BMW's DriveNow car-sharing program receives a new name in the United States: ReachNow.
In other markets, the program is still being called DriveNow but the rebranded ReachNow is ready to roll in the U.S., with the first city on the list being Seattle, Washington.
BMW says ReachNow is aimed at consumers in highly urban areas who may struggle to find parking spaces. One of its biggest advantages over other programs like Car2Go (owned by rival Daimler) is that ReachNow users will have the option to have vehicles delivered directly to them when they are requested. Eventually, users will even be able to book cars with their own driver, making ReachNow an Uber-like ride-sharing program as well as a program for car sharing.
ReachNow also allows users to book vehicles for an extended period of time—up to several days—rather than limiting them to a few hours like most car-sharing programs. Additionally, ReachNow uses larger, more premium vehicles than the Smart ForTwos that compose Car2Go's fleet. In Seattle, BMW says it is starting off with i3 electric cars, 3-Series sedans and Mini Cooper hatchbacks.
Everything is organized via an app designed for Apple and Android smartphones. Your key to the cars is a member card that you must register for. Pricing is by the minute, although there are caps for certain periods, for example $50 for 3 hours, $80 for 12 hours and $110 for 24 hours. The standard rate is 49 cents per minute, although BMW is offering a 41 cents per minute teaser rate.

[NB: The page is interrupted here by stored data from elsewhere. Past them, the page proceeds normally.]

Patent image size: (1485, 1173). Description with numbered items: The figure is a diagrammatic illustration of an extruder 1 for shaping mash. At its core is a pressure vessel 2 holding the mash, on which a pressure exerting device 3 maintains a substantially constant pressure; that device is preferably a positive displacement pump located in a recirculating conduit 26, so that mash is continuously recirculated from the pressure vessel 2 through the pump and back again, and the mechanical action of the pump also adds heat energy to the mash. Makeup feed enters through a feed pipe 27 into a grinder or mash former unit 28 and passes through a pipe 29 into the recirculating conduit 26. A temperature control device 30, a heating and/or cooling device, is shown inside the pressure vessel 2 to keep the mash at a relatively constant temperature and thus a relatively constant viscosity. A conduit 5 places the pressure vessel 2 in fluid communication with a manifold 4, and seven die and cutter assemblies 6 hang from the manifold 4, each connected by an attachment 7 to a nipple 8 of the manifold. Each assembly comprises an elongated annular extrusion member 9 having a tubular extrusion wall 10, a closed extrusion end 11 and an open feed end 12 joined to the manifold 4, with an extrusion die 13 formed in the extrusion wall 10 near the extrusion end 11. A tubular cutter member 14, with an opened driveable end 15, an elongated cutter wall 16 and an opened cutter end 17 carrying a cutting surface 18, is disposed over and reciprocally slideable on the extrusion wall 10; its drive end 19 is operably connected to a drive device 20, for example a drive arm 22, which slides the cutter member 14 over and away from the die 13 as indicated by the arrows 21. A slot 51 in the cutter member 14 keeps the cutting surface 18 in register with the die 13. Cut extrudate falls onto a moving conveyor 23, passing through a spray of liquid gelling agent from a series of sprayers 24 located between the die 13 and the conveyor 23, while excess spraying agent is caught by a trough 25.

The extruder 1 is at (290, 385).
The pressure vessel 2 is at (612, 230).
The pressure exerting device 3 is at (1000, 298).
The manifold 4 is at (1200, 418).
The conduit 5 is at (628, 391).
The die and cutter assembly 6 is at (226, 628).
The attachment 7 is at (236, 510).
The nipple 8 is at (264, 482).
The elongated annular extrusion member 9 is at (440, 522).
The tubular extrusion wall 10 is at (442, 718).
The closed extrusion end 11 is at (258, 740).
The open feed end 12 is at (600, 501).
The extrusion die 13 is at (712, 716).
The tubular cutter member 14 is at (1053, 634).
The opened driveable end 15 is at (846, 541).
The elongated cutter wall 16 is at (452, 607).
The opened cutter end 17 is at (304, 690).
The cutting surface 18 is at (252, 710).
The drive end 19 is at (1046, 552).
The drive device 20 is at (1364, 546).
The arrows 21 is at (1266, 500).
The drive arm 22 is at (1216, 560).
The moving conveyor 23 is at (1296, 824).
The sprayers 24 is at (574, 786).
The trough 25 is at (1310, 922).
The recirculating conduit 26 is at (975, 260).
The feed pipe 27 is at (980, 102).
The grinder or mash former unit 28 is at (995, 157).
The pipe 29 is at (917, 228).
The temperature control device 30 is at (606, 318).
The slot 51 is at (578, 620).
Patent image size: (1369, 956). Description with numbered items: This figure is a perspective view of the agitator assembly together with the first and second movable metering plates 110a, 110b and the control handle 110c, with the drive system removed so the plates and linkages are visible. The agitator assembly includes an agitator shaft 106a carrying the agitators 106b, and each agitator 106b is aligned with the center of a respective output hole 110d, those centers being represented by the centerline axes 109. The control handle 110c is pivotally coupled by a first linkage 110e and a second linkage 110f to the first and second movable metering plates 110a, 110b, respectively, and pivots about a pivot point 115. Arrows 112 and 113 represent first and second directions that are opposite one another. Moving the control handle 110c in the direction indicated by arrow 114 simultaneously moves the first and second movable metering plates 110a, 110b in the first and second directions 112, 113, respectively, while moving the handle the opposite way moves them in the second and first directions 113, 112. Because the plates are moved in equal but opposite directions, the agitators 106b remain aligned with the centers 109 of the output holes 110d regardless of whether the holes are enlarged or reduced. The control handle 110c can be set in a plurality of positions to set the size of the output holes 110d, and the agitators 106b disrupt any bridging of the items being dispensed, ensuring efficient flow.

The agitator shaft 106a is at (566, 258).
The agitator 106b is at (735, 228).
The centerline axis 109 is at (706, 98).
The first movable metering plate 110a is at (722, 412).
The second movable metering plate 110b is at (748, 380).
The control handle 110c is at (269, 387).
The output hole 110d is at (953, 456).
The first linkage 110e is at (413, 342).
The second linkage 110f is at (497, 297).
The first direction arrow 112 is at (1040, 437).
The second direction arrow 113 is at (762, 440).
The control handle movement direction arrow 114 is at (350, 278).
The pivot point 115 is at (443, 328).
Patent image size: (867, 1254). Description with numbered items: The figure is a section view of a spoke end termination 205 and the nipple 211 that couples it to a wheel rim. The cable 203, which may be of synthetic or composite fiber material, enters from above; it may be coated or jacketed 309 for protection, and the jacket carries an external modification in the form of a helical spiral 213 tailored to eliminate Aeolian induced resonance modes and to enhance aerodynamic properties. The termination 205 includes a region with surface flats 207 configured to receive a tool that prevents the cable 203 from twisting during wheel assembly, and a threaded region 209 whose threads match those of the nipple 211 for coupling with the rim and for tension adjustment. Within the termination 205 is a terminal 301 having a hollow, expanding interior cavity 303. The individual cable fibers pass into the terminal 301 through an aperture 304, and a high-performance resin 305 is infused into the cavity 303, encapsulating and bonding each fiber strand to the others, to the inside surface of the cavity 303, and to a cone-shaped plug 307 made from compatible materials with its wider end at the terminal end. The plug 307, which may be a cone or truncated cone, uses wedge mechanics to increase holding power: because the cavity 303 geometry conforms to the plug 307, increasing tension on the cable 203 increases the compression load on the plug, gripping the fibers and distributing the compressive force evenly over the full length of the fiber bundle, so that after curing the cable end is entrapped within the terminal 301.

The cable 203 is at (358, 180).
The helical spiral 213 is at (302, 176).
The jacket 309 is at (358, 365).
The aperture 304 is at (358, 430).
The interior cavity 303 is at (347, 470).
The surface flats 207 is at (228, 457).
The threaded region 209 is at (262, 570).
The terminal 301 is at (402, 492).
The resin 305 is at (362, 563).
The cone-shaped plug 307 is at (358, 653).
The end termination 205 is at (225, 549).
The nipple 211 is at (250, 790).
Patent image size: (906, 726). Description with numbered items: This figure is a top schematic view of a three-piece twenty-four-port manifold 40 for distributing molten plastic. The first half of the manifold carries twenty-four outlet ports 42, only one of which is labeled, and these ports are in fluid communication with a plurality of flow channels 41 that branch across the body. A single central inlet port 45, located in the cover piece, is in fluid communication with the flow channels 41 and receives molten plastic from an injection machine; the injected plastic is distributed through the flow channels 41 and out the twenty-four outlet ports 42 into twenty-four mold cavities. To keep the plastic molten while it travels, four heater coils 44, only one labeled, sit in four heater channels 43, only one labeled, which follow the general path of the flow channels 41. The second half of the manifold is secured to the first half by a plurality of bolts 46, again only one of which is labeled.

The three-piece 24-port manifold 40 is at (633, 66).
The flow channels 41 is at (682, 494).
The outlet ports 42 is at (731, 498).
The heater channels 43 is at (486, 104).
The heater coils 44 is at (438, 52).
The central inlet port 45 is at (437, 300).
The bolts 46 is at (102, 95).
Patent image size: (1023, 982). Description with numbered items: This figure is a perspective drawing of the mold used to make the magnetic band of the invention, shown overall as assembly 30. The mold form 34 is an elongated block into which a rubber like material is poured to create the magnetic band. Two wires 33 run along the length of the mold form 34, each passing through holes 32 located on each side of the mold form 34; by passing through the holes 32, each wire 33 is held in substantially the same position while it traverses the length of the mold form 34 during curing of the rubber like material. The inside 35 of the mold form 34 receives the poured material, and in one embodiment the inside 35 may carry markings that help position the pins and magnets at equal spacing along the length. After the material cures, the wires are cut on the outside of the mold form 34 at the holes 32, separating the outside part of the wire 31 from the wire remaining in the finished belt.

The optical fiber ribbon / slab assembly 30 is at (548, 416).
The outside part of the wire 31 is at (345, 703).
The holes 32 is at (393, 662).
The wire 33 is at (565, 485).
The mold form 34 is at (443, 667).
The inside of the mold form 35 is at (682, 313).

BMW plans for its fleet to be a big player in Seattle; it has committed 370 vehicles to the fleet already. The program will expand to include Seattle-Tacoma International Airport in the next quarter and eventually more cities.
Eventually, BMW intends to offer an on-demand driver service with its ReachNow cars, which explains the decision to rebrand the program. For now, the chauffeurs will be humans, but it's safe to say that BMW is setting up its program's infrastructure for a potential future of autonomous cars.